This section includes a lot of examples, most small and self-contained and following the layout of an interpreter session. This is useful, although I feel that showing the entire interpreter session tends to introduce a lot of noise into the example (including all the “>>>” and “…” prompts. It also tends to result in quite vertically long code segments which will more easily cross over pages, making it more difficult to follow. Might work better if the font size was a point size smaller.

There follows a set of chapters covering syntax choices around classes, including subclassing built-in types, using super, slots and metaclasses. Possibly because this is an area where my own ignorance is more exposed I found the narrative and explanations here mostly useful. Unfortunately, stemming possibly from that same ignorance, I found the clutter in the code examples more noticeable and distracting. Try making sense, for example, of the explanation of a descriptor on page 75. Not sure what I’d have done to improve it, although removing the inline comments is probably not a bad idea especially as most of them are simple restatements of the next line of code.

Chapter 4 covers good naming and module / package organisation. And introduces the two things which I like perhaps most and least about this book: reference to useful external packages; and eggs. I like this reference to exernal tools because the stdlib doesn’t have everything – and nor should it, I say – and it’s always good to find out about tools other people have found useful. On the other side of the coin, I’m one of those people for whom setuptools / eggs and the subcommunity which has built around them are solving a problem I don’t have. That could be because I’ve never built a package with sufficient sophistication. But chapter 5 on “Writing a Package” plunges straight in with “Therefore, all packages can be built using egg structures” which I’m afraid put me off. Personally, I plan to go back and re-read this section when I’ve found myself trying to manage a package which is something more than a set of useful modules. As far as it goes, for those who are interested in learning about eggs and their interaction with PyPI, this chapter seems to give lots of practical advice. I would have preferred it to have started off slimline, showing a straightforward distutils without setuptools, without Paster.

Chapter 6 starts an application which runs through the rest of the book on-and-off: Atomisator, a feed aggregation toolkit. The author walks through creating the package, introduces sqlalchemy as a way to model the data and then discusses the API before talking about using a to declare interdependencies between subpackages and upload to PyPI. Chapter 7 extends this simple start by introducing zc.buildout, a build/release mechanism the author favours.

The next couple of chapters cover code management via version control systems – the author cannily focuses on Mercurial which has just been selected by GvR as Python’s VCS of the future. And speaks about continuous integration, showcasing buildbot, the Python-based system used by the Python core development among others. The chapters interleave higher-level explanations with low-level step-by-step installations. I feel that the latter actually detracts from the book a little: for one thing, projects move sufficiently fast that anyone reading this in a year’s time will very likely be seeing very different prompts and responses to those which the author illustrates.
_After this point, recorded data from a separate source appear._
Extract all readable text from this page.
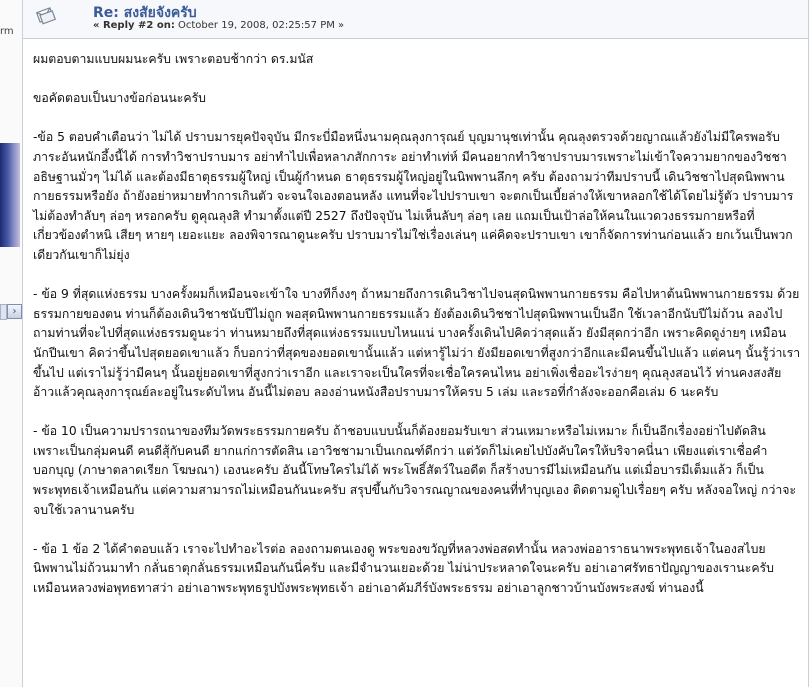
rm
›
Re: สงสัยจังครับ
« Reply #2 on: October 19, 2008, 02:25:57 PM »

ผมตอบตามแบบผมนะครับ เพราะตอบช้ากว่า ดร.มนัส

ขอคัดตอบเป็นบางข้อก่อนนะครับ

-ข้อ 5 ตอบคำเตือนว่า ไม่ได้ ปราบมารยุคปัจจุบัน มีกระบี่มือหนึ่งนามคุณลุงการุณย์ บุญมานุชเท่านั้น คุณลุงตรวจด้วยญาณแล้วยังไม่มีใครพอรับภาระอันหนักอึ้งนี้ได้ การทำวิชาปราบมาร อย่าทำไปเพื่อหลาภสักการะ อย่าทำเท่ห์ มีคนอยากทำวิชาปราบมารเพราะไม่เข้าใจความยากของวิชชา อธิษฐานมั่วๆ ไม่ได้ และต้องมีธาตุธรรมผู้ใหญ่ เป็นผู้กำหนด ธาตุธรรมผู้ใหญ่อยู่ในนิพพานลึกๆ ครับ ต้องถามว่าทีมปราบนี้ เดินวิชชาไปสุดนิพพานกายธรรมหรือยัง ถ้ายังอย่าหมายทำการเกินตัว จะจนใจเองตอนหลัง แทนที่จะไปปราบเขา จะตกเป็นเบี้ยล่างให้เขาหลอกใช้ได้โดยไม่รู้ตัว ปราบมารไม่ต้องทำลับๆ ล่อๆ หรอกครับ ดูคุณลุงสิ ทำมาตั้งแต่ปี 2527 ถึงปัจจุบัน ไม่เห็นลับๆ ล่อๆ เลย แถมเป็นเป้าล่อให้คนในแวดวงธรรมกายหรือที่เกี่ยวข้องตำหนิ เสียๆ หายๆ เยอะแยะ ลองพิจารณาดูนะครับ ปราบมารไม่ใช่เรื่องเล่นๆ แค่คิดจะปราบเขา เขาก็จัดการท่านก่อนแล้ว ยกเว้นเป็นพวกเดียวกันเขาก็ไม่ยุ่ง

- ข้อ 9 ที่สุดแห่งธรรม บางครั้งผมก็เหมือนจะเข้าใจ บางทีก็งงๆ ถ้าหมายถึงการเดินวิชาไปจนสุดนิพพานกายธรรม คือไปหาต้นนิพพานกายธรรม ด้วยธรรมกายของตน ท่านก็ต้องเดินวิชาชนับปีไม่ถูก พอสุดนิพพานกายธรรมแล้ว ยังต้องเดินวิชชาไปสุดนิพพานเป็นอีก ใช้เวลาอีกนับปีไม่ถ้วน ลองไปถามท่านที่จะไปที่สุดแห่งธรรมดูนะว่า ท่านหมายถึงที่สุดแห่งธรรมแบบไหนแน่ บางครั้งเดินไปคิดว่าสุดแล้ว ยังมีสุดกว่าอีก เพราะคิดดูง่ายๆ เหมือนนักปีนเขา คิดว่าขึ้นไปสุดยอดเขาแล้ว ก็บอกว่าที่สุดของยอดเขานั้นแล้ว แต่หารู้ไม่ว่า ยังมียอดเขาที่สูงกว่าอีกและมีคนขึ้นไปแล้ว แต่คนๆ นั้นรู้ว่าเราขึ้นไป แต่เราไม่รู้ว่ามีคนๆ นั้นอยู่ยอดเขาที่สูงกว่าเราอีก และเราจะเป็นใครที่จะเชื่อใครคนไหน อย่าเพิ่งเชื่ออะไรง่ายๆ คุณลุงสอนไว้ ท่านคงสงสัย อ้าวแล้วคุณลุงการุณย์ละอยู่ในระดับไหน อันนี้ไม่ตอบ ลองอ่านหนังสือปราบมารให้ครบ 5 เล่ม และรอที่กำลังจะออกคือเล่ม 6 นะครับ

- ข้อ 10 เป็นความปรารถนาของทีมวัดพระธรรมกายครับ ถ้าชอบแบบนั้นก็ต้องยอมรับเขา ส่วนเหมาะหรือไม่เหมาะ ก็เป็นอีกเรื่องอย่าไปตัดสิน เพราะเป็นกลุ่มคนดี คนดีสุ้กับคนดี ยากแก่การตัดสิน เอาวิชชามาเป็นเกณฑ์ดีกว่า แต่วัดก็ไม่เคยไปบังคับใครให้บริจาคนี่นา เพียงแต่เราเชื่อคำบอกบุญ (ภาษาตลาดเรียก โฆษณา) เองนะครับ อันนี้โทษใครไม่ได้ พระโพธิ์สัตว์ในอดีต ก็สร้างบารมีไม่เหมือนกัน แต่เมื่อบารมีเต็มแล้ว ก็เป็นพระพุทธเจ้าเหมือนกัน แต่ความสามารถไม่เหมือนกันนะครับ สรุปขึ้นกับวิจารณญาณของคนที่ทำบุญเอง ติดตามดูไปเรื่อยๆ ครับ หลังจอใหญ่ กว่าจะจบใช้เวลานานครับ

- ข้อ 1 ข้อ 2 ได้คำตอบแล้ว เราจะไปทำอะไรต่อ ลองถามตนเองดู พระของขวัญที่หลวงพ่อสดทำนั้น หลวงพ่ออาราธนาพระพุทธเจ้าในองสไบยนิพพานไม่ถ้วนมาทำ กลั่นธาตุกลั่นธรรมเหมือนกันนี่ครับ และมีจำนวนเยอะด้วย ไม่น่าประหลาดใจนะครับ อย่าเอาศรัทธาปัญญาของเรานะครับ เหมือนหลวงพ่อพุทธทาสว่า อย่าเอาพระพุทธรูปบังพระพุทธเจ้า อย่าเอาคัมภีร์บังพระธรรม อย่าเอาลูกชาวบ้านบังพระสงฆ์ ท่านองนี้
In addition, it leaves less space for real discussion of some key pros and cons or tips and tricks or Python-specific hints. Credit to the author, certainly, for being thorough, but I fear it could be counterproductive.

The next chapter neatly covers possible lifecycle models and illustrates the use of Trac as a project management tool: this is a nice choice as it’s a bit of a poster-child for Python and does lots of useful things well. Chapter 10 on Documenting is the free online chapter and I imagine many people had, like myself, read it before coming to the complete book. If one again cuts out the slightly over-explanatory example sections, this is the author at his best: there are concise and clear guidelines (for which he gives due credit to the author of Agile Documenting). More useful tools are introduced, including the invaluable Sphinx. Chapter 11 covers test-driven development and is nicely split into an “I Don’t Test” section followed by an “I do test” for new or existing converts, running over stdlib tools and nose / py.test. The chapter concludes with Fakes & Mocks and I think gives just the right amount of space to all of its sections and recommended tools: enough to give you a flavour of the tool without weighing you down with an extended example which might be better hosted on the tool’s own site.

The final section covers optimisation techniques, and covers approaches, data structures, caching, and multi-whatever programming touching on each one for long enough to give good enough feel of the pros and cons. More examples of useful tools which help to analyse the results of profiling and memory use. Here again I think the author’s approach shines: he’s doing a kind of question-and-answer session by himself and the motivation behind a number of the recommendations becomes a lot clearer. The very last chapter covers a number of the common Design Patterns, and I’m afraid I’ve never found the famous Patterns a particularly digestible topic so I’ll skip any commentary here.

In conclusion “Expert Python Programming” is definitely worth reading. If, like me, you’re not a fan of eggs and the like, then borrow it from a friend or the library lest you feel that you’ve wasted half the price. If you are a fan of eggs or are neutral, then buy the book. The best parts for my money are those where the author is covering speedily several different approaches or tools or issues and illustrating each one briefly.

As a postscript: the author’s examples are geared to Unix. Early on, he recommends installing MSYS and if you are a Windows user and a sufficient novice not to know what to substitute where, that might be your best solution. Personally I give MSYS & Cygwin the go-by as much as I can, unless forced (eg when trying build the ffmpeg libraries). Just one of those things.